After spending roughly two hours at the lake, judging by the sun’s current position in the sky, thinking myself ragged, (so much for relaxing) I begrudgingly decide it is time to begin the hour long run back to my car and head home. I sluggishly remove myself from the warm rock and shift into my wolf form. She decides to take a quick dip in the lake to cool off and clean her fur, and then begin trotting back the way we came a few hours earlier.
One hour later….
I finally reach my car. I shift back to human form, find my keys and unlock my door. I dress quickly and hop into the driver’s seat. Before I start the engine, I decide to look into the mirror and check my appearance. I sigh. So much for doing my hair and makeup today. I humorlessly laugh, and try to redo my hair into a simple ponytail. My makeup is hopeless and all but washed off. Thankfully, I have a decent complexion, so I do not sorely miss the makeup. I slowly pull out of my hiding spot, making sure there are no other cars passing by to see me.
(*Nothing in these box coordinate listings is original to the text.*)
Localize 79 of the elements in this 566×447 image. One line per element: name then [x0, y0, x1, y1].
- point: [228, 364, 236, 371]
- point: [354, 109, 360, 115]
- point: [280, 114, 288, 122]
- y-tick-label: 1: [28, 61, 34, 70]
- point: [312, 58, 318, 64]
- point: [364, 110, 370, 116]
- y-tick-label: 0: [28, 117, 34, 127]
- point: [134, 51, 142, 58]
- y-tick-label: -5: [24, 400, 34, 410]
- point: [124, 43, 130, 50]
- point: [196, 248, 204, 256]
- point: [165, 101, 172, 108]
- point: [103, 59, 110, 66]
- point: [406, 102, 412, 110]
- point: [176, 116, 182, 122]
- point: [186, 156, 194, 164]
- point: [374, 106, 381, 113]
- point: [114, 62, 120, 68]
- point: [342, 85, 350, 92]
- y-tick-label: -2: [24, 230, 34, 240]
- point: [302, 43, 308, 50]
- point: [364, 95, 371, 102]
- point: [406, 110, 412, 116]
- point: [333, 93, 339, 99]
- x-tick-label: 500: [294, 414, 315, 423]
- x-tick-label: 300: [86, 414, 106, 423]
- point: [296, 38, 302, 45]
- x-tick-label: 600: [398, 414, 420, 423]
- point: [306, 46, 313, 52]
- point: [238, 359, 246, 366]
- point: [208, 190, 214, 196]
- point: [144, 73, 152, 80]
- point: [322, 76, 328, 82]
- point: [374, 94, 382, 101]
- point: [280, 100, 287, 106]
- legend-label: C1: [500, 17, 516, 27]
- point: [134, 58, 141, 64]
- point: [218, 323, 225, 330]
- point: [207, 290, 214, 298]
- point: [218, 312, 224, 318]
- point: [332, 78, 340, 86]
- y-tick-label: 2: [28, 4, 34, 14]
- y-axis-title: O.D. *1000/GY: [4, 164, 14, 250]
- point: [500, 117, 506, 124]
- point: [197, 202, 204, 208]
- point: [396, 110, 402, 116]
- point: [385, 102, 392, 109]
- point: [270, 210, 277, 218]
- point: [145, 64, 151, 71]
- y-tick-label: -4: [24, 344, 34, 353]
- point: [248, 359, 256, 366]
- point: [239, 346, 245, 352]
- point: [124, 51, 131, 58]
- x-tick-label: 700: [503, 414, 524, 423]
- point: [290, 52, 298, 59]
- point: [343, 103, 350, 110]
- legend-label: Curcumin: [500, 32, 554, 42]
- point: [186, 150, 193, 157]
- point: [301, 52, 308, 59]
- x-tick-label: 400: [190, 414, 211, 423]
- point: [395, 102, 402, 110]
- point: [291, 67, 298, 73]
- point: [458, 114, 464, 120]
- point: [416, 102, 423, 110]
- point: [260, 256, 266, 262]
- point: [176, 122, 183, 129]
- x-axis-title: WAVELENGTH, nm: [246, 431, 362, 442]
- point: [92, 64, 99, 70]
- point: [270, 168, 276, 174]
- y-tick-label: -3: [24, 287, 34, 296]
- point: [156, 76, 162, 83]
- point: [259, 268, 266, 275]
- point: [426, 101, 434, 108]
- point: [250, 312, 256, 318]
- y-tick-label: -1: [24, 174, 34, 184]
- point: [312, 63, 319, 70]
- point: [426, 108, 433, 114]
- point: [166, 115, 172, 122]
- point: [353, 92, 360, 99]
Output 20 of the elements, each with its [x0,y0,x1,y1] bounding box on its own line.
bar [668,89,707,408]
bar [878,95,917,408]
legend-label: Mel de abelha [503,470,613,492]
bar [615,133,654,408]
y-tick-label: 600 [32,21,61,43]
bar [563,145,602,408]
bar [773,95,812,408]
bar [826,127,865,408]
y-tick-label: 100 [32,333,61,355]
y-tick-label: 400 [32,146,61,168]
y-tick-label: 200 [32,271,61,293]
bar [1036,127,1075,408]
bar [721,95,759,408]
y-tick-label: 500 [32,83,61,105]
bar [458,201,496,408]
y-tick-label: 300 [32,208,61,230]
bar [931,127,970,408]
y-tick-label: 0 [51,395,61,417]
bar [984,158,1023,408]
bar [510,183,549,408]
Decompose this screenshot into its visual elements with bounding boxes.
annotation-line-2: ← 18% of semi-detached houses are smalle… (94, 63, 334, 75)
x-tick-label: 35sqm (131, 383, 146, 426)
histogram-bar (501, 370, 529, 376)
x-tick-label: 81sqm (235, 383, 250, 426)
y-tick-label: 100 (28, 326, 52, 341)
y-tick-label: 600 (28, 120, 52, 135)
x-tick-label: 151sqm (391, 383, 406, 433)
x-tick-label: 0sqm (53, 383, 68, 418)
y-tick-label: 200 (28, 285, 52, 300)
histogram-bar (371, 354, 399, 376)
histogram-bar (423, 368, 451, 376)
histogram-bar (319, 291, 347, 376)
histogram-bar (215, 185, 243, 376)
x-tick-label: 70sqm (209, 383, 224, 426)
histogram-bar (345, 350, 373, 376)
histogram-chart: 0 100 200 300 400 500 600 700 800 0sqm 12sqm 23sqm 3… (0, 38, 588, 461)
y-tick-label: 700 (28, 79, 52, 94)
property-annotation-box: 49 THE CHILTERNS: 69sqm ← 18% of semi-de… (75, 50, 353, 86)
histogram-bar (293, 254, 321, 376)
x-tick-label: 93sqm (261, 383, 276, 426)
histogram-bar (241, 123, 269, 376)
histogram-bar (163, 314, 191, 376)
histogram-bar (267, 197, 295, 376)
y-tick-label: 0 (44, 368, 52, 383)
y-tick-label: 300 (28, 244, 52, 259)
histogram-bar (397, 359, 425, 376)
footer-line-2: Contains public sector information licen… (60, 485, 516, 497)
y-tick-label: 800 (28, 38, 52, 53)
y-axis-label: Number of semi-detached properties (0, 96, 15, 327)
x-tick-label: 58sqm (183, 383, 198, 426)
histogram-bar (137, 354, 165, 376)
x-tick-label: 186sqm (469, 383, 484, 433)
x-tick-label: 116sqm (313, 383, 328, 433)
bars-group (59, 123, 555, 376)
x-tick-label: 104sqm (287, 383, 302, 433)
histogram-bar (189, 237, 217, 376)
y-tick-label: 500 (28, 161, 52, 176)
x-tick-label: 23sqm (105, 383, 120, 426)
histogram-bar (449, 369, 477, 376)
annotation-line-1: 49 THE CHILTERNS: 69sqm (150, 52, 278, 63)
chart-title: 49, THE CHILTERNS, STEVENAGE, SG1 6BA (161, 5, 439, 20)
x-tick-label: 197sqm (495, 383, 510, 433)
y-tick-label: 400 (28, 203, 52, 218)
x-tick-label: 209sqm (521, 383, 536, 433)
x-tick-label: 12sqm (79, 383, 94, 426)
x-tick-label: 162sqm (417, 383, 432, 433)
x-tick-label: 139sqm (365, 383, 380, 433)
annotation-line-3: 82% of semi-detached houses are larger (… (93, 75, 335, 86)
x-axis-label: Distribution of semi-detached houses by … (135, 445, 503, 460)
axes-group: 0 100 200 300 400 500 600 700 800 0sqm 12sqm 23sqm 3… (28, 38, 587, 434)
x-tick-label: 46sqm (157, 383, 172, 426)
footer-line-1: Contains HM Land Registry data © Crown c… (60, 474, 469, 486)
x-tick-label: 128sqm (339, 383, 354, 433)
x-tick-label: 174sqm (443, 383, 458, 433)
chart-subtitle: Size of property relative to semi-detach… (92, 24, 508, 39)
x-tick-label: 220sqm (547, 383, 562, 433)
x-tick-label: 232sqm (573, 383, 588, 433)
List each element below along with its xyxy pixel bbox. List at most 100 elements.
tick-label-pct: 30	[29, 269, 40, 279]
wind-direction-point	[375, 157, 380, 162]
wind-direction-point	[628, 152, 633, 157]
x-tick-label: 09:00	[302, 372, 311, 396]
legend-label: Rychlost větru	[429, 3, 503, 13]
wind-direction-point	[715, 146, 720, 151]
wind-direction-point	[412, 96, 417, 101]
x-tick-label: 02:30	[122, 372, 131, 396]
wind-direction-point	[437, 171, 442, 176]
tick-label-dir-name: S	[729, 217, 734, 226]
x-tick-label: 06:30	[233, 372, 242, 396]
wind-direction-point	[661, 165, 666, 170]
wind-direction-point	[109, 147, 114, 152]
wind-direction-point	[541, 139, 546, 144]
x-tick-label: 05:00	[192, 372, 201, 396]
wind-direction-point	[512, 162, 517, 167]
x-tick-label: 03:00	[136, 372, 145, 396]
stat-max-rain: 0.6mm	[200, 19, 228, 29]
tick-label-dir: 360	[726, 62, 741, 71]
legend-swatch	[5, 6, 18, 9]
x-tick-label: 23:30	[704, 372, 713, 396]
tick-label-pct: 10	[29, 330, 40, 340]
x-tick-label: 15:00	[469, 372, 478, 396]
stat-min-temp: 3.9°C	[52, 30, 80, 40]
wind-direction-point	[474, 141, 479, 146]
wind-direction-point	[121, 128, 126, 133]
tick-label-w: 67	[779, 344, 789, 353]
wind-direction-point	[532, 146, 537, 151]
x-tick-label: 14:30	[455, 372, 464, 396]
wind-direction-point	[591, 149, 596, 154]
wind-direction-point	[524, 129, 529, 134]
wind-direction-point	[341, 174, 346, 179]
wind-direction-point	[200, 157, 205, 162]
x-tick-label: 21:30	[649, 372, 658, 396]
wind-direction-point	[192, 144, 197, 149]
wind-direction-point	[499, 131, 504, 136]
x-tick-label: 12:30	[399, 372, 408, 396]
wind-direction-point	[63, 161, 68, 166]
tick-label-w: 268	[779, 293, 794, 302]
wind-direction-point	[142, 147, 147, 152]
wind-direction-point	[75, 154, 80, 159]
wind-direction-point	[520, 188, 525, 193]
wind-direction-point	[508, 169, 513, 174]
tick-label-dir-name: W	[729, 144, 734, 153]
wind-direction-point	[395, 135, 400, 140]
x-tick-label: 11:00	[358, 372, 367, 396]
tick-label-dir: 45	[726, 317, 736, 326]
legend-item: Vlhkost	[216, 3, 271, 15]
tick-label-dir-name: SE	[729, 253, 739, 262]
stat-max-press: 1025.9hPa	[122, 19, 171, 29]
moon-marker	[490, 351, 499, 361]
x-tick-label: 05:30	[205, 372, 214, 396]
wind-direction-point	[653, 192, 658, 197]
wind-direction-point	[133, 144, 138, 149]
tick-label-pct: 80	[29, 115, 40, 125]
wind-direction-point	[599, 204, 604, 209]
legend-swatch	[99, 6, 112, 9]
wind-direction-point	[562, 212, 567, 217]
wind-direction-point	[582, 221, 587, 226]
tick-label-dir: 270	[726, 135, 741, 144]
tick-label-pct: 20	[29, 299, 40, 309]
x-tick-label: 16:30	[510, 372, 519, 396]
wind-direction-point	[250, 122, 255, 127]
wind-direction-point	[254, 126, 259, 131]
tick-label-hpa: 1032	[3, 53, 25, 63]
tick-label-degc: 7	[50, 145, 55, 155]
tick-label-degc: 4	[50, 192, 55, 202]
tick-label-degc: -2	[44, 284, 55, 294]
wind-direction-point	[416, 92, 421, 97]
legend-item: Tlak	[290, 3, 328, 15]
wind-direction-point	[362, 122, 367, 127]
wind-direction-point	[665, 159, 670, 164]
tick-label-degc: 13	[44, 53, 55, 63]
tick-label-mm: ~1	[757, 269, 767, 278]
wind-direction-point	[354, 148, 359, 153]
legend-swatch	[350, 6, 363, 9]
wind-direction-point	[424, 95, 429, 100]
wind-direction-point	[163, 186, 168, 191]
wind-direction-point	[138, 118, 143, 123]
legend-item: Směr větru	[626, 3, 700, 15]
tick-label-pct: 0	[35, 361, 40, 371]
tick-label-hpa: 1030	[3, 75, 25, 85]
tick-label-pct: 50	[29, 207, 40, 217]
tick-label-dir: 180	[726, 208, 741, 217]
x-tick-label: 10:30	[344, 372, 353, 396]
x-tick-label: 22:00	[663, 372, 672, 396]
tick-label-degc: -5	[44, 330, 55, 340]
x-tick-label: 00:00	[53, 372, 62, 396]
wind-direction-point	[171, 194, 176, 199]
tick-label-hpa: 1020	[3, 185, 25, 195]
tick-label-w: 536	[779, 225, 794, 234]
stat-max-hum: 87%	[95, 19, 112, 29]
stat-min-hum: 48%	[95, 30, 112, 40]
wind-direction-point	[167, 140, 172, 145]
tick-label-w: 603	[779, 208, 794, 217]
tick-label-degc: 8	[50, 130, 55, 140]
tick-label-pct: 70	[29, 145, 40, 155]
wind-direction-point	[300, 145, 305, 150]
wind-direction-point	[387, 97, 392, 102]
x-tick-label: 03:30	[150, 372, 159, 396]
About a half hour of mindless driving later, I finally pull into the driveway and arrive back home. Time to face the music. Or, should I say mate, and the awkwardness of this whole conundrum. *SIGH….
I was gone for almost five hours, longer than I was expecting, and I know I will be questioned about how my “session with my clients” went, and why it took so long. I have no pictures to prove my whereabouts or doings today. I will just have to use some from another session if it comes to that.
I look at my cars digital clock. The screen tells me it is six pm. No wonder I am terribly hungry, I have not gotten the chance to eat anything all day. I am also in a desperate need of a shower. I turn off the car’s engine and step out onto the driveway, closing my door behind me. I can smell from outside that mom has dinner started, thank goodness. My stomach growls in agreement.
I can also smell...him. Oh my god! That fresh air and pine smell is enough to make me come undone. My Ryker, my sweet and sexy mate. Oh god, Rylee, you need to stop and pull yourself together!
This is going to be pure torture.
I trudge up to the door. I then proceed to barrel through the door, swinging it closed behind me as I make a beeline for the steps. I see mom and Chloe in the kitchen and Ryker and dad in the living room as I quickly pass through. Ryker was turned away from the tv and staring at me as I ran by. Uhhhhh... what? My heart begins to beat faster at the realization. I quickly scurry up the stairs to my bedroom for some fresh clothes, and promptly head to the bathroom for a shower. A cold shower. A loooooonnngggg, cold shower.